Real-World Example of a Trust Deed

A short-form deed of trust document used in Austin County, Texas, covers the requirements for most lenders. The form begins with a definition of terms and spaces for the borrower, lender, and trustee to fill in their names. The amount being borrowed and the address of the property are also required.

After this section, the document goes on to specify the transfer of rights in the property and uniform covenants including:

The form also includes nonuniform covenants, which specify default or breach of any of the agreement terms. And it specifies that the loan the document deals with is not a home equity loan—that is, something the borrower will receive cash from—but one for purchasing the property.
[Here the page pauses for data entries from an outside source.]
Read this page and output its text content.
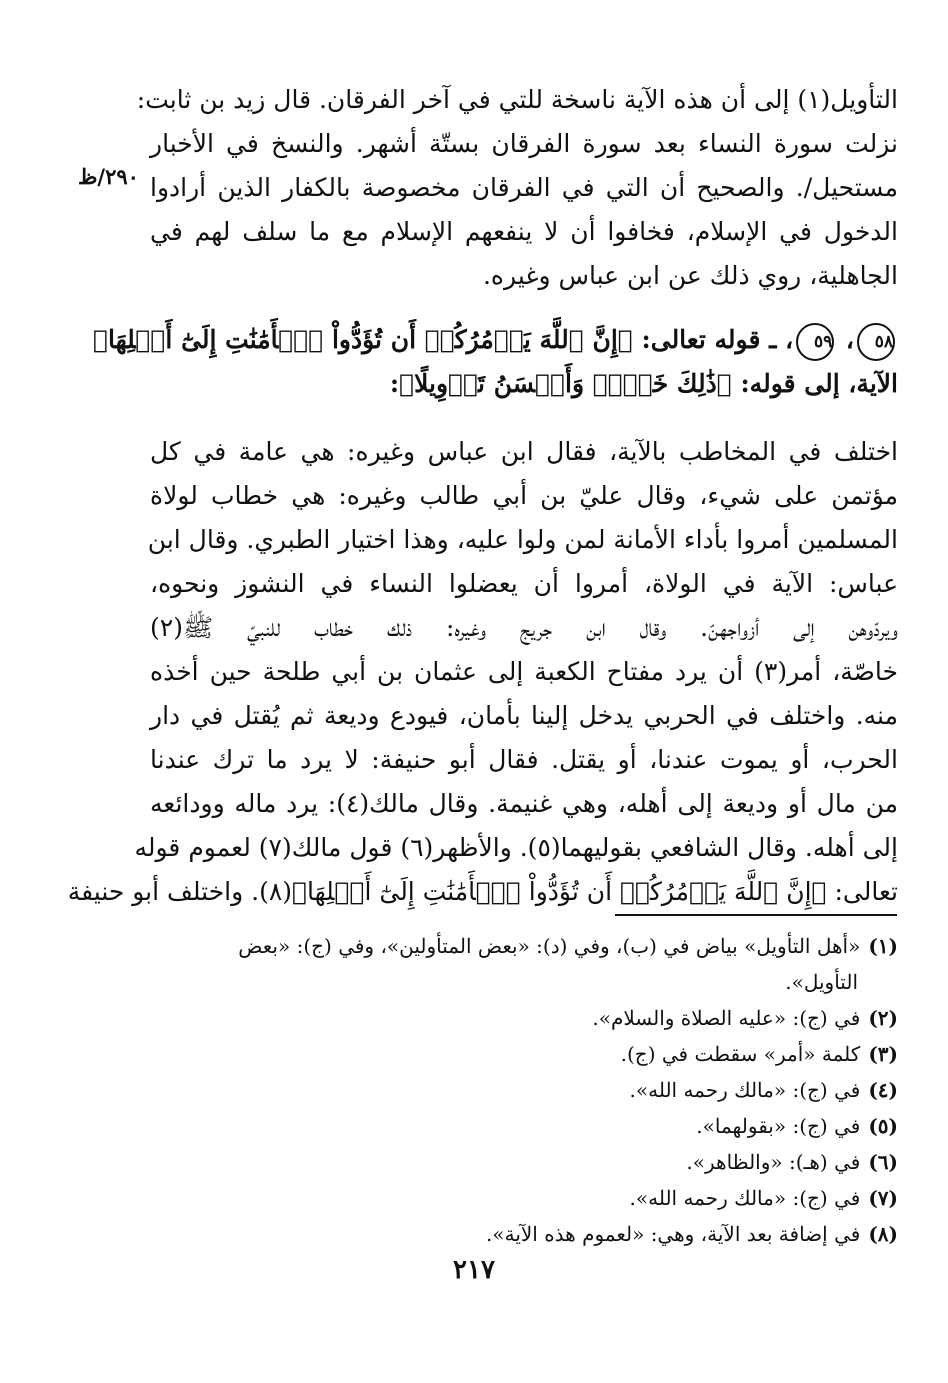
٢٩٠/ظ
التأويل(١) إلى أن هذه الآية ناسخة للتي في آخر الفرقان. قال زيد بن ثابت:
نزلت سورة النساء بعد سورة الفرقان بستّة أشهر. والنسخ في الأخبار
مستحيل/. والصحيح أن التي في الفرقان مخصوصة بالكفار الذين أرادوا
الدخول في الإسلام، فخافوا أن لا ينفعهم الإسلام مع ما سلف لهم في
الجاهلية، روي ذلك عن ابن عباس وغيره.
٥٨، ٥٩، ـ قوله تعالى: ﴿إِنَّ ٱللَّهَ يَأۡمُرُكُمۡ أَن تُؤَدُّواْ ٱلۡأَمَٰنَٰتِ إِلَىٰٓ أَهۡلِهَا﴾
الآية، إلى قوله: ﴿ذَٰلِكَ خَيۡرٞ وَأَحۡسَنُ تَأۡوِيلًا﴾:
اختلف في المخاطب بالآية، فقال ابن عباس وغيره: هي عامة في كل
مؤتمن على شيء، وقال عليّ بن أبي طالب وغيره: هي خطاب لولاة
المسلمين أمروا بأداء الأمانة لمن ولوا عليه، وهذا اختيار الطبري. وقال ابن
عباس: الآية في الولاة، أمروا أن يعضلوا النساء في النشوز ونحوه،
ويردّوهن إلى أزواجهنّ. وقال ابن جريج وغيره: ذلك خطاب للنبيّ ﷺ(٢)
خاصّة، أمر(٣) أن يرد مفتاح الكعبة إلى عثمان بن أبي طلحة حين أخذه
منه. واختلف في الحربي يدخل إلينا بأمان، فيودع وديعة ثم يُقتل في دار
الحرب، أو يموت عندنا، أو يقتل. فقال أبو حنيفة: لا يرد ما ترك عندنا
من مال أو وديعة إلى أهله، وهي غنيمة. وقال مالك(٤): يرد ماله وودائعه
إلى أهله. وقال الشافعي بقوليهما(٥). والأظهر(٦) قول مالك(٧) لعموم قوله
تعالى: ﴿إِنَّ ٱللَّهَ يَأۡمُرُكُمۡ أَن تُؤَدُّواْ ٱلۡأَمَٰنَٰتِ إِلَىٰٓ أَهۡلِهَا﴾(٨). واختلف أبو حنيفة
(١)«أهل التأويل» بياض في (ب)، وفي (د): «بعض المتأولين»، وفي (ج): «بعض
التأويل».
(٢)في (ج): «عليه الصلاة والسلام».
(٣)كلمة «أمر» سقطت في (ج).
(٤)في (ج): «مالك رحمه الله».
(٥)في (ج): «بقولهما».
(٦)في (هـ): «والظاهر».
(٧)في (ج): «مالك رحمه الله».
(٨)في إضافة بعد الآية، وهي: «لعموم هذه الآية».
٢١٧
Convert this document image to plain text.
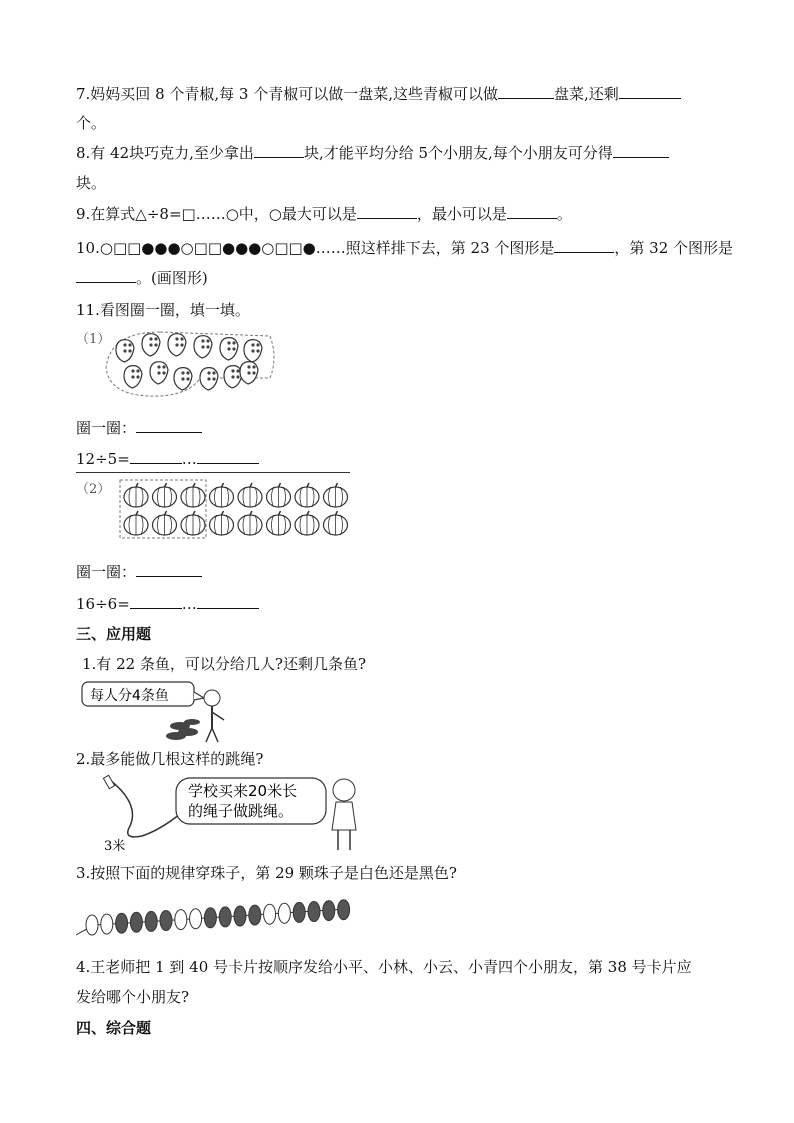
7.妈妈买回 8 个青椒,每 3 个青椒可以做一盘菜,这些青椒可以做	盘菜,还剩
个。
8.有 42块巧克力,至少拿出	块,才能平均分给 5个小朋友,每个小朋友可分得
块。
9.在算式△÷8=□……○中，○最大可以是	，最小可以是	。
10.○□□●●●○□□●●●○□□●……照这样排下去，第 23 个图形是	，第 32 个图形是
。(画图形)
11.看图圈一圈，填一填。
（1）
圈一圈：
12÷5=	…
（2）
圈一圈：
16÷6=	…
三、应用题
1.有 22 条鱼，可以分给几人?还剩几条鱼?
每人分4条鱼
2.最多能做几根这样的跳绳?
学校买来20米长
的绳子做跳绳。
3米
3.按照下面的规律穿珠子，第 29 颗珠子是白色还是黑色?
4.王老师把 1 到 40 号卡片按顺序发给小平、小林、小云、小青四个小朋友，第 38 号卡片应
发给哪个小朋友?
四、综合题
The deed of trust ends with a space for the borrower's signature, which must be done in the presence of a notary and two witnesses, who also sign.

What Is Assignment in a Deed of Trust?

In real estate law, "assignment" is simply the transfer of a deed of trust from one party to another. This usually happens when the beneficiary of a trust deed sells their loan to another lender.

What Is Reconveyance in a Deed of Trust?

In real estate law, reconveyance means the transfer of a property from a lender or trustee to a borrower. This usually happens at the end of a mortgage or other loan, when the borrower has satisfied the terms of their debt.

Who Can Be a Trustee in a Deed of Trust?

Some states have laws limiting who can act as a trustee in a deed of trust. In these states, the trustee must be a bank, credit union, thrift, title insurance company, attorney, or other company specifically authorized to hold a trust. In other states, anyone can act as a trustee.

The Bottom Line

Trust deeds are an alternative to mortgages in certain states. Instead of an agreement directly between a lender and a borrower, a trust deed places the title of a property in the hands of a third party, or trustee. Only after the borrower has satisfied the terms of their debt to the lender will the property be fully transferred to the borrower.